For the second in this series of posts on cult crime writer Peter Rabe, we have another of the three Rabe books I bagged on eBay before Christmas, this one published ten years prior to the novel featured yesterday (which, for those who've either just joined us or have really rubbish memories, was 1972's War of the Dons):
A US paperback first edition/printing of The Box, published by Fawcett/Gold Medal in December 1962. The premise of this one is a cracker: a cargo ship docked at the (fictional) North African coastal town of Okar disgorges a crate the size of two telephone booths. There's an awful smell emanating from it, so the captain of the ship and the port clerk open it up... and find inside a filthy and deranged man. His name is Quinn, a mob lawyer who was nailed up in the box as punishment and sent on a round-the-world trip with enough provisions and water to keep him barely alive. What happens to him in Okar forms the basis of the rest of the story...

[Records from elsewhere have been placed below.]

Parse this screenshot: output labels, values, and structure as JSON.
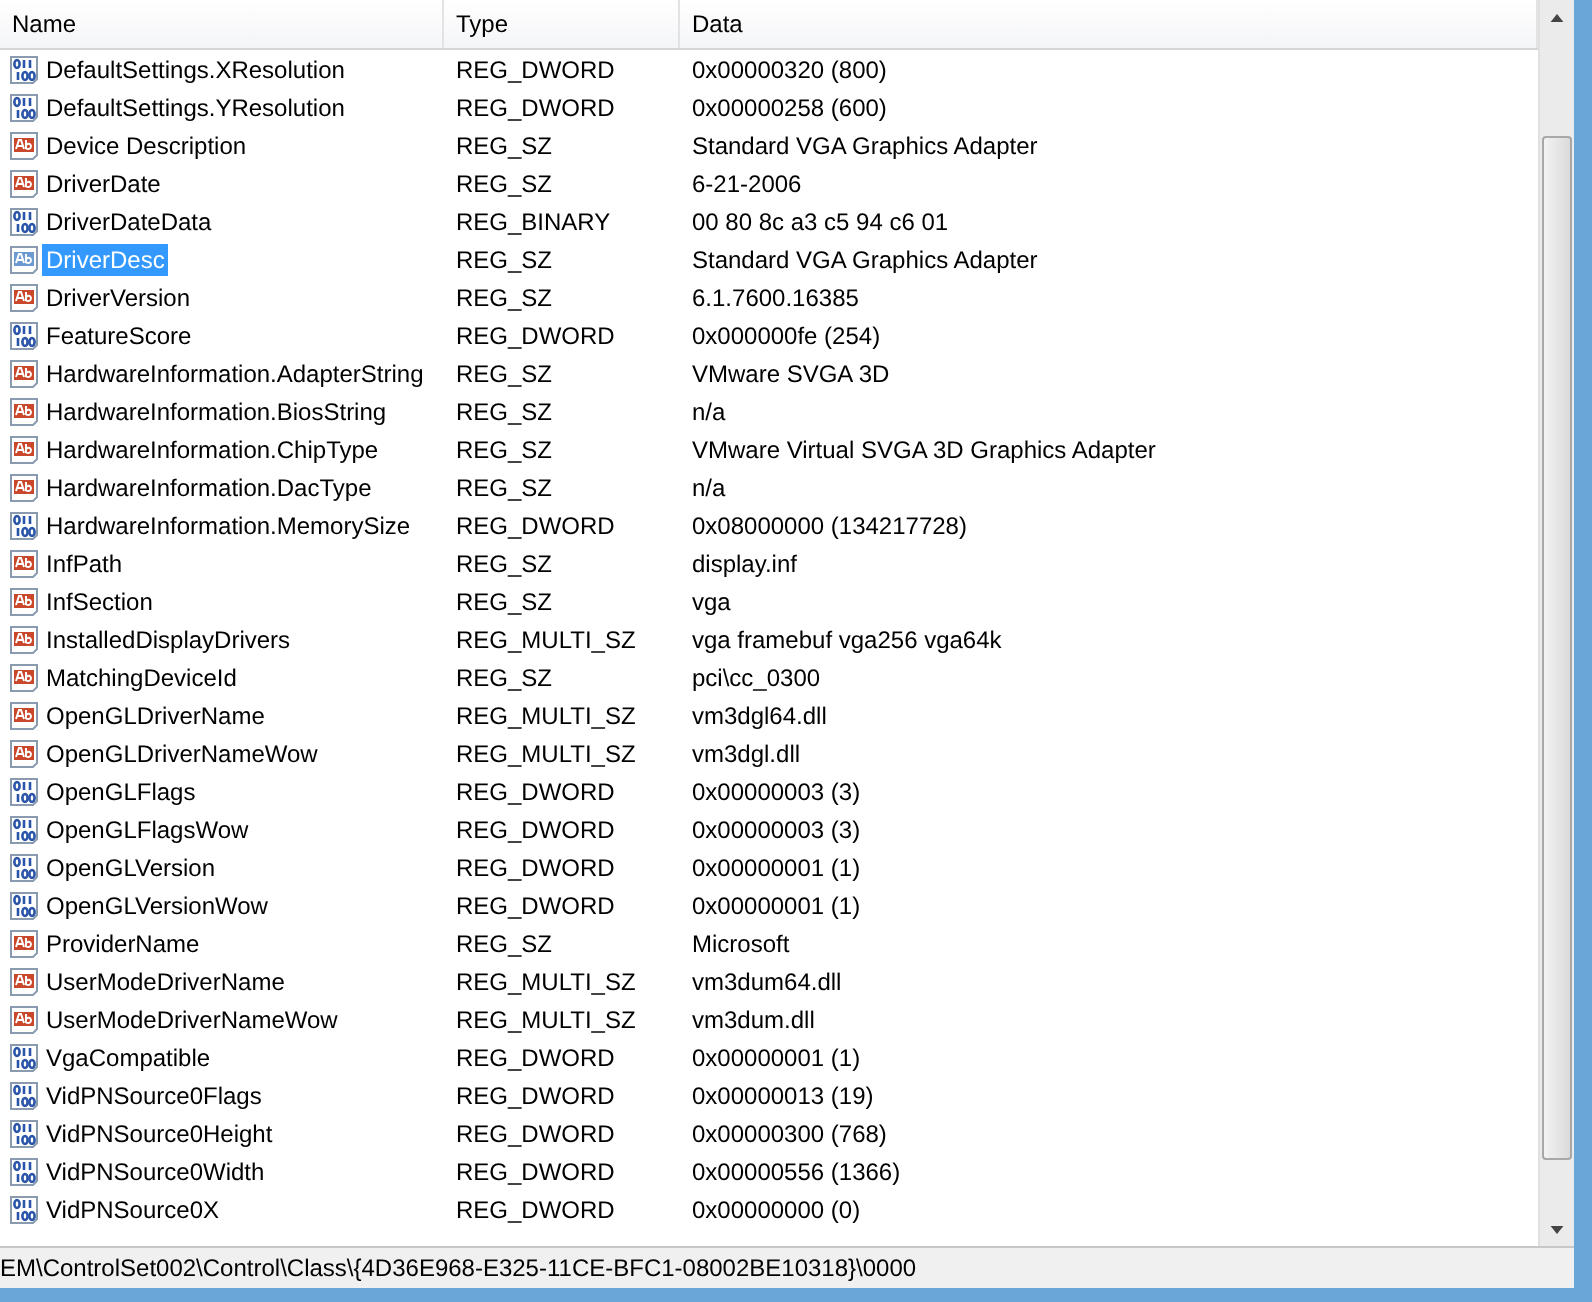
{
  "columns": [
    {
      "label": "Name"
    },
    {
      "label": "Type"
    },
    {
      "label": "Data"
    }
  ],
  "rows": [
    {
      "kind": "bin",
      "name": "DefaultSettings.XResolution",
      "type": "REG_DWORD",
      "data": "0x00000320 (800)",
      "selected": false
    },
    {
      "kind": "bin",
      "name": "DefaultSettings.YResolution",
      "type": "REG_DWORD",
      "data": "0x00000258 (600)",
      "selected": false
    },
    {
      "kind": "sz",
      "name": "Device Description",
      "type": "REG_SZ",
      "data": "Standard VGA Graphics Adapter",
      "selected": false
    },
    {
      "kind": "sz",
      "name": "DriverDate",
      "type": "REG_SZ",
      "data": "6-21-2006",
      "selected": false
    },
    {
      "kind": "bin",
      "name": "DriverDateData",
      "type": "REG_BINARY",
      "data": "00 80 8c a3 c5 94 c6 01",
      "selected": false
    },
    {
      "kind": "sz",
      "name": "DriverDesc",
      "type": "REG_SZ",
      "data": "Standard VGA Graphics Adapter",
      "selected": true
    },
    {
      "kind": "sz",
      "name": "DriverVersion",
      "type": "REG_SZ",
      "data": "6.1.7600.16385",
      "selected": false
    },
    {
      "kind": "bin",
      "name": "FeatureScore",
      "type": "REG_DWORD",
      "data": "0x000000fe (254)",
      "selected": false
    },
    {
      "kind": "sz",
      "name": "HardwareInformation.AdapterString",
      "type": "REG_SZ",
      "data": "VMware SVGA 3D",
      "selected": false
    },
    {
      "kind": "sz",
      "name": "HardwareInformation.BiosString",
      "type": "REG_SZ",
      "data": "n/a",
      "selected": false
    },
    {
      "kind": "sz",
      "name": "HardwareInformation.ChipType",
      "type": "REG_SZ",
      "data": "VMware Virtual SVGA 3D Graphics Adapter",
      "selected": false
    },
    {
      "kind": "sz",
      "name": "HardwareInformation.DacType",
      "type": "REG_SZ",
      "data": "n/a",
      "selected": false
    },
    {
      "kind": "bin",
      "name": "HardwareInformation.MemorySize",
      "type": "REG_DWORD",
      "data": "0x08000000 (134217728)",
      "selected": false
    },
    {
      "kind": "sz",
      "name": "InfPath",
      "type": "REG_SZ",
      "data": "display.inf",
      "selected": false
    },
    {
      "kind": "sz",
      "name": "InfSection",
      "type": "REG_SZ",
      "data": "vga",
      "selected": false
    },
    {
      "kind": "sz",
      "name": "InstalledDisplayDrivers",
      "type": "REG_MULTI_SZ",
      "data": "vga framebuf vga256 vga64k",
      "selected": false
    },
    {
      "kind": "sz",
      "name": "MatchingDeviceId",
      "type": "REG_SZ",
      "data": "pci\\cc_0300",
      "selected": false
    },
    {
      "kind": "sz",
      "name": "OpenGLDriverName",
      "type": "REG_MULTI_SZ",
      "data": "vm3dgl64.dll",
      "selected": false
    },
    {
      "kind": "sz",
      "name": "OpenGLDriverNameWow",
      "type": "REG_MULTI_SZ",
      "data": "vm3dgl.dll",
      "selected": false
    },
    {
      "kind": "bin",
      "name": "OpenGLFlags",
      "type": "REG_DWORD",
      "data": "0x00000003 (3)",
      "selected": false
    },
    {
      "kind": "bin",
      "name": "OpenGLFlagsWow",
      "type": "REG_DWORD",
      "data": "0x00000003 (3)",
      "selected": false
    },
    {
      "kind": "bin",
      "name": "OpenGLVersion",
      "type": "REG_DWORD",
      "data": "0x00000001 (1)",
      "selected": false
    },
    {
      "kind": "bin",
      "name": "OpenGLVersionWow",
      "type": "REG_DWORD",
      "data": "0x00000001 (1)",
      "selected": false
    },
    {
      "kind": "sz",
      "name": "ProviderName",
      "type": "REG_SZ",
      "data": "Microsoft",
      "selected": false
    },
    {
      "kind": "sz",
      "name": "UserModeDriverName",
      "type": "REG_MULTI_SZ",
      "data": "vm3dum64.dll",
      "selected": false
    },
    {
      "kind": "sz",
      "name": "UserModeDriverNameWow",
      "type": "REG_MULTI_SZ",
      "data": "vm3dum.dll",
      "selected": false
    },
    {
      "kind": "bin",
      "name": "VgaCompatible",
      "type": "REG_DWORD",
      "data": "0x00000001 (1)",
      "selected": false
    },
    {
      "kind": "bin",
      "name": "VidPNSource0Flags",
      "type": "REG_DWORD",
      "data": "0x00000013 (19)",
      "selected": false
    },
    {
      "kind": "bin",
      "name": "VidPNSource0Height",
      "type": "REG_DWORD",
      "data": "0x00000300 (768)",
      "selected": false
    },
    {
      "kind": "bin",
      "name": "VidPNSource0Width",
      "type": "REG_DWORD",
      "data": "0x00000556 (1366)",
      "selected": false
    },
    {
      "kind": "bin",
      "name": "VidPNSource0X",
      "type": "REG_DWORD",
      "data": "0x00000000 (0)",
      "selected": false
    }
  ],
  "status_bar": {
    "path": "EM\\ControlSet002\\Control\\Class\\{4D36E968-E325-11CE-BFC1-08002BE10318}\\0000"
  }
}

There's an instructive review of The Box on Amazon – instructive in that in demonstrates how baffling Rabe's work can appear on first inspection. Our perplexed critic notes that "The narrative contains a great deal of detailed description yet at the same time much is left to the reader's imagination", before declaring that "the overall narrative flow is neither smooth nor logic driven. One gets the impression that this story is an allegorical one... I'm sorry to say that any such deeper meaning was woefully lost on me."

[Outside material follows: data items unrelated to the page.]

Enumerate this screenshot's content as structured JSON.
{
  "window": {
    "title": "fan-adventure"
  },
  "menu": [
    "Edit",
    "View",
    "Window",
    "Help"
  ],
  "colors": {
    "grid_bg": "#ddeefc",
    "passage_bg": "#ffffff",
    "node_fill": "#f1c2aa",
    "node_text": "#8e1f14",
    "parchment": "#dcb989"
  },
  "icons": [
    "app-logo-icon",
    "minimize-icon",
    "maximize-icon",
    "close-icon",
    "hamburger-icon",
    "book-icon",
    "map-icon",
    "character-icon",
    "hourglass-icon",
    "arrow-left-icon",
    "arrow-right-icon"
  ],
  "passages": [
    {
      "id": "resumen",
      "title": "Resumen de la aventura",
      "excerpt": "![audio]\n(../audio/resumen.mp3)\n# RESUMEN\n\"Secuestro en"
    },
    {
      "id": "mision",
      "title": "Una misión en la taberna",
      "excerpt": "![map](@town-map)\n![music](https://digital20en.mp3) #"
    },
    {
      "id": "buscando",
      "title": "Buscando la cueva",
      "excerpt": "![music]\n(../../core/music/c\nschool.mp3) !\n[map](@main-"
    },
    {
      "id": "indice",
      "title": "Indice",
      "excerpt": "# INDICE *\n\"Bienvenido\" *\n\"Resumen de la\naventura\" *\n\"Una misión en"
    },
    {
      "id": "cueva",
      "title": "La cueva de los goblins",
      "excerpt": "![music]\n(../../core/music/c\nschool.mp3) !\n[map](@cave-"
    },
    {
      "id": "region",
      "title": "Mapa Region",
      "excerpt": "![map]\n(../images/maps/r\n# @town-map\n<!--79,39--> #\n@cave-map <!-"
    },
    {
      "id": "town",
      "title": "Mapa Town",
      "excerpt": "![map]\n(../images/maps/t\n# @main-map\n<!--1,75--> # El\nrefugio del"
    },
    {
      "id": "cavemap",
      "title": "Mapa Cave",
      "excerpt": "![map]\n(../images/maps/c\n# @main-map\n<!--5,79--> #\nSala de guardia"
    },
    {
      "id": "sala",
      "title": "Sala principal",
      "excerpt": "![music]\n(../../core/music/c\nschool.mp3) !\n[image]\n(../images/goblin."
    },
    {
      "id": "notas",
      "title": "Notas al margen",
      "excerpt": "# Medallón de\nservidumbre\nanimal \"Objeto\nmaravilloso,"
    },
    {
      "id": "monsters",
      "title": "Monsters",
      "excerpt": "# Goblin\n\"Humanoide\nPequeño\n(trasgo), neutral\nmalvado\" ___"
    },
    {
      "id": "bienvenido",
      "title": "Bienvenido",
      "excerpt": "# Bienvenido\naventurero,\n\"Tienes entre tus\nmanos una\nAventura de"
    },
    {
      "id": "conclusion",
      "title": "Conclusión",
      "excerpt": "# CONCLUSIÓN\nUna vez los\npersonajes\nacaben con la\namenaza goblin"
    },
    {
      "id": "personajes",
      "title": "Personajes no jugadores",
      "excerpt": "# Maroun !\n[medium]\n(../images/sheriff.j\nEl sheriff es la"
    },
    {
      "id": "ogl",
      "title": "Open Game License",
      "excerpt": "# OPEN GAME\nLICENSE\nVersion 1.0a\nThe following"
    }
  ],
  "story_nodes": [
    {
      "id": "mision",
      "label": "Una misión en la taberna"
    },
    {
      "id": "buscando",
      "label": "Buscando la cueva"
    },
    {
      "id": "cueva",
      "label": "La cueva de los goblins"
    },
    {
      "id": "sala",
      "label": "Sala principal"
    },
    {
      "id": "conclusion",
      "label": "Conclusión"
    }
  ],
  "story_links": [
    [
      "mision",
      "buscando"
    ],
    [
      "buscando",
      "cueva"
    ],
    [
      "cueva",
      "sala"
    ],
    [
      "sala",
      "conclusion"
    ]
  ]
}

I can see how The Box – indeed how many of Rabe's novels – might bemuse. The Box is littered with examples of Rabe's elliptical, allusive prose style (which I outlined yesterday). Here's a passage from early on in the book, a flashback to the aftermath of a confrontation between Quinn and an overweight mob boss:
After that, on the street, Quinn just walked. But it wasn't enough moving for all the holding still he had done. He concentrated on a dream that came out ugly and strong, red, with blue edges—and then I go over, cool as cool, I don't listen any more, I am cool as cool, fire inside though, fire in fist now, and suddenly ram that into the executive pouch—poof! plate jumps out, face collapses, fat lips hanging down, and I step on the plate, a crunch of pure pleasure—
Rabe is showing us those familiar thought processes we all run through in the aftermath of an argument or stand-off, fantasizing scenarios of how we should have handled it or how we might handle it in a similar situation (but probably never will). He uses plain language, but in unexpected ways, deploying colours for feelings, switching the narration to first person, finishing with that image of the false teeth popping out of the mob boss's mouth and then being crunched by Quinn. It's certainly not the kind of writing you expect to find in a pulpy paperback.

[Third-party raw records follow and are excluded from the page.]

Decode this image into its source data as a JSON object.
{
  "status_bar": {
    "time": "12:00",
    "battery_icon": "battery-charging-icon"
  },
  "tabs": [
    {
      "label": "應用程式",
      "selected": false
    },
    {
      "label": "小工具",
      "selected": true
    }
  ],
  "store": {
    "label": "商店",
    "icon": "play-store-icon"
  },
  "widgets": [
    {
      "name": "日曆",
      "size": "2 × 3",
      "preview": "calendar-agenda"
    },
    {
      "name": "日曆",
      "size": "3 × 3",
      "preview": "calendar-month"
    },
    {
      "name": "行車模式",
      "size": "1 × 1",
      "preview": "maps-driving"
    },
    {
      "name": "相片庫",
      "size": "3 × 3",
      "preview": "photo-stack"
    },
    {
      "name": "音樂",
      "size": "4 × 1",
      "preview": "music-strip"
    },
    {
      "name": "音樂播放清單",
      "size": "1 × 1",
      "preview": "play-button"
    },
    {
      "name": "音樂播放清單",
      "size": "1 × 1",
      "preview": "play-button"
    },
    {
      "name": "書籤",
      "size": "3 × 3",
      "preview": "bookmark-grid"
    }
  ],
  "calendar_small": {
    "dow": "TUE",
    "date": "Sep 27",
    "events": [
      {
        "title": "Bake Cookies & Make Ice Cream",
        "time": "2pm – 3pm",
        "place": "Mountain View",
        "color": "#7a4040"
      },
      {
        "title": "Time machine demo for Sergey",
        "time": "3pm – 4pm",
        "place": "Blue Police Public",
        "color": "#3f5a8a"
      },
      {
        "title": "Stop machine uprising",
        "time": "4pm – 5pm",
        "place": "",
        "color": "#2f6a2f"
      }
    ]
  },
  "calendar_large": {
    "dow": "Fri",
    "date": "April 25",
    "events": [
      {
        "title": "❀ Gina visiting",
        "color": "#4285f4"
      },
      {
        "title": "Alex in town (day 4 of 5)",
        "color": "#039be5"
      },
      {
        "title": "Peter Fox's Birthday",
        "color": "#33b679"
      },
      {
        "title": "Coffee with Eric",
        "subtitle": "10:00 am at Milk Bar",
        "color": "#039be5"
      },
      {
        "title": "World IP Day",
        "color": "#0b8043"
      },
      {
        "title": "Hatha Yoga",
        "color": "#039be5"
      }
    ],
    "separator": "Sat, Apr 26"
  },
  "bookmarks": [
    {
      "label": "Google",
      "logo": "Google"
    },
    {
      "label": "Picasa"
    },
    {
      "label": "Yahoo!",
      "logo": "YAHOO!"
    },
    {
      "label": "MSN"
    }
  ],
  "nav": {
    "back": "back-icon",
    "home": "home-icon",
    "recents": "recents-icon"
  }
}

The cover painting for The Box is by Barye Phillips – or possibly Philips, with one 'l'; I've seen it spelled both ways online. Barye was a Gold Medal stalwart who began painting paperback covers around 1943, prior to which he worked for Columbia Pictures' advertising department; later in his life he was President of the Society of Illustrators from 1965-67 (the Society's website has the single 'l' spelling of his surname). There's a great cover gallery of his work on this blog, including a 1958 Signet paperback of Jack Kerouac's On the Road. He was possessed of a loose, sometimes expressive, painterly style, one that reminds me a little of Harry Bennett in the way it occasionally mixes line art with splashes of colour.
I like the logo for The Box too, which, appropriately, has been boxed. And it's interesting that, even back in 1962, it was recognised that Rabe was something special – witness that tagline about him being "one of the great stylists in suspense". Indeed he was.